New Delhi, June 8: In his third outreach to Prime Minister Narendra Modi following the general election results, Pakistan PM Imran Khan sent a letter to his Indian counterpart pitching for the resumption of dialogue between the nations. The letter, received through diplomatic channels, comes days before a multilateral summit where both the leaders would be in attendance.

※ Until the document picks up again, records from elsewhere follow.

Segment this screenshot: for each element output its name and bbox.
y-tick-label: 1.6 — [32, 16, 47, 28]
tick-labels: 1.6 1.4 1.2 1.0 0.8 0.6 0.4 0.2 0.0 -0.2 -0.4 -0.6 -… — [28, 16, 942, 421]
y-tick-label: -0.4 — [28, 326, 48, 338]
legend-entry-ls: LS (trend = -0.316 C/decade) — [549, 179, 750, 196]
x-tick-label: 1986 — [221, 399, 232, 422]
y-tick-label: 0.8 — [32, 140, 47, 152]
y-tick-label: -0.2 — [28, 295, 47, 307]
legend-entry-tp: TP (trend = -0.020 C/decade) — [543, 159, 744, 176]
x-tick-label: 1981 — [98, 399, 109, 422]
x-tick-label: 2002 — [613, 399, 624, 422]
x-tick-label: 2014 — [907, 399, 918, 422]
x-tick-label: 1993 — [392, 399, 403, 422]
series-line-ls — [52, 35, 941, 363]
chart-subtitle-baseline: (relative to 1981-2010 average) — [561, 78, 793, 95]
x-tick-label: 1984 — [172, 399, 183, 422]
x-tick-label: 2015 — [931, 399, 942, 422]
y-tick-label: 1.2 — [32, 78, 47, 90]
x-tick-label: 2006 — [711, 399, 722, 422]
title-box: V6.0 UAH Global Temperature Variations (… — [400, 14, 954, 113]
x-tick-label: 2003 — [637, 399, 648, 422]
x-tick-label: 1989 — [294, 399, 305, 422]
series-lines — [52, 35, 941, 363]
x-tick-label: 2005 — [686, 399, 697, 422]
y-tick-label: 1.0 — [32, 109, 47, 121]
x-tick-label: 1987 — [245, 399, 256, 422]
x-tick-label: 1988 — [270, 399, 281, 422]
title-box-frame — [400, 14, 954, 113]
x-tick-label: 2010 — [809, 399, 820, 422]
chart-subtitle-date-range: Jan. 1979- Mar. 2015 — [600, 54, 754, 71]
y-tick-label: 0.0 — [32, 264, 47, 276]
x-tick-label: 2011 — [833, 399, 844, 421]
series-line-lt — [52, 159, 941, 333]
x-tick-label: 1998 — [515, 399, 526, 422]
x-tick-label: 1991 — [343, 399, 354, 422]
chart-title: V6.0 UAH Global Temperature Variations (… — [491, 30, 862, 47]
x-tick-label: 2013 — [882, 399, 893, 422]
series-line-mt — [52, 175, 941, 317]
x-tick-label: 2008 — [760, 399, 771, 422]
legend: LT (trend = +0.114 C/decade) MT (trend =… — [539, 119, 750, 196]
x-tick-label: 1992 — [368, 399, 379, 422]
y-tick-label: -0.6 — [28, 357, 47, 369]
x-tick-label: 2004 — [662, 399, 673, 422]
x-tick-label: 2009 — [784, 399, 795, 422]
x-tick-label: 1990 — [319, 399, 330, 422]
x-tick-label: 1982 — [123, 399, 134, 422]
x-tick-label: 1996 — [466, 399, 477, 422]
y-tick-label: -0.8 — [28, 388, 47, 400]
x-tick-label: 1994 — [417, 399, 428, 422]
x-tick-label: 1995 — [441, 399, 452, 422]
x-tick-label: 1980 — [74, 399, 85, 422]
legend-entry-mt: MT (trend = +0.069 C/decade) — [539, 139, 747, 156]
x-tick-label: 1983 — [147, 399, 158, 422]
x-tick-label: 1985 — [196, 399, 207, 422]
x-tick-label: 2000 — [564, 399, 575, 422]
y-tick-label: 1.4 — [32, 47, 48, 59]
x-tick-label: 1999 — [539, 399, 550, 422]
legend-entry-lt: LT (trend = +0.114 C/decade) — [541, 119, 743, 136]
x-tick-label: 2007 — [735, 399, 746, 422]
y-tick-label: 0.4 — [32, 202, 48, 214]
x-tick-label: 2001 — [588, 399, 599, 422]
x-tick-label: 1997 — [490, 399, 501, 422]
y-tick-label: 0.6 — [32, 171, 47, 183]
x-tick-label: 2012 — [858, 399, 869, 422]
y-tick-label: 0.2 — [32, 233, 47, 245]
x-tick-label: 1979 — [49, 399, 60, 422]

New Delhi has ruled out the possibility of talks between Modi and Khan on the sidelines of the Shanghai Cooperation Organisation (SCO) summit, scheduled in Kyrgyz Republic capital Bishkek on June 13-14. Experts, however, claim that Islamabad is using diplomatic channels to convince the Indian side for a brief interaction on sidelines of the event. PM Narendra Modi, Imran Khan Not to Meet at SCO Summit in Bishkek: MEA
According to the Pakistani media, Khan has in his letter congratulated Modi for assuming office for a second term. He reiterated that Pakistan wanted talks to resolve all disputes, including Kashmir and other issues like poverty, Geo News reported. The cricketer-turned-politician reiterated his wish for peace and stability in the South Asian region and underlined that it was important for the two countries to jointly work together for regional development.
India on Thursday ruled out any meeting between Khan and Modi on the sidelines of the upcoming SCO summit. "To the best of my knowledge no meeting has been planned between PM Modi and Pakistan PM Imran Khan at the SCO Summit in Bishkek," MEA spokesperson Raveesh Kumar had said at his weekly briefing.
Last month, Khan had congratulated Modi after BJP swept the Lok Sabha elections, and said he was "looking forward to working with him for peace, progress, and progress in South Asia.
"Responding to Khan's message, Modi had said that he has always "given primacy to peace and development in our region."
Ahead of the polls, Khan had said that there might be a better chance of peace talks with India if Modi won the elections. India has, however, stood firm on its stance that terror and talks cannot go together.
Tensions between India and Pakistan soared after the February 14 Pulwama terror attack, which killed 40 CRPF soldiers. The responsibility for the attack was claimed by Pakistan-based terror outfit -- Jaish-e-Mohammed (JeM).
On February 26, India launched an airstrike on terror camps in Pakistan's Balakot, in response to the barbaric terror attack in Pulwama. The next day, Pakistan Air Force planes had to attack Indian military installations in Jammu and Kashmir, leading to a dogfight.
A MiG 21 aircraft flown by Wing Commander Abhinandan Varthaman had shot down an F16 fighter plane of Pakistan during the aerial confrontation. Varthaman, who was captured by Pakistani troops after he crossed over, was later released by the Pakistan government as a "peace gesture."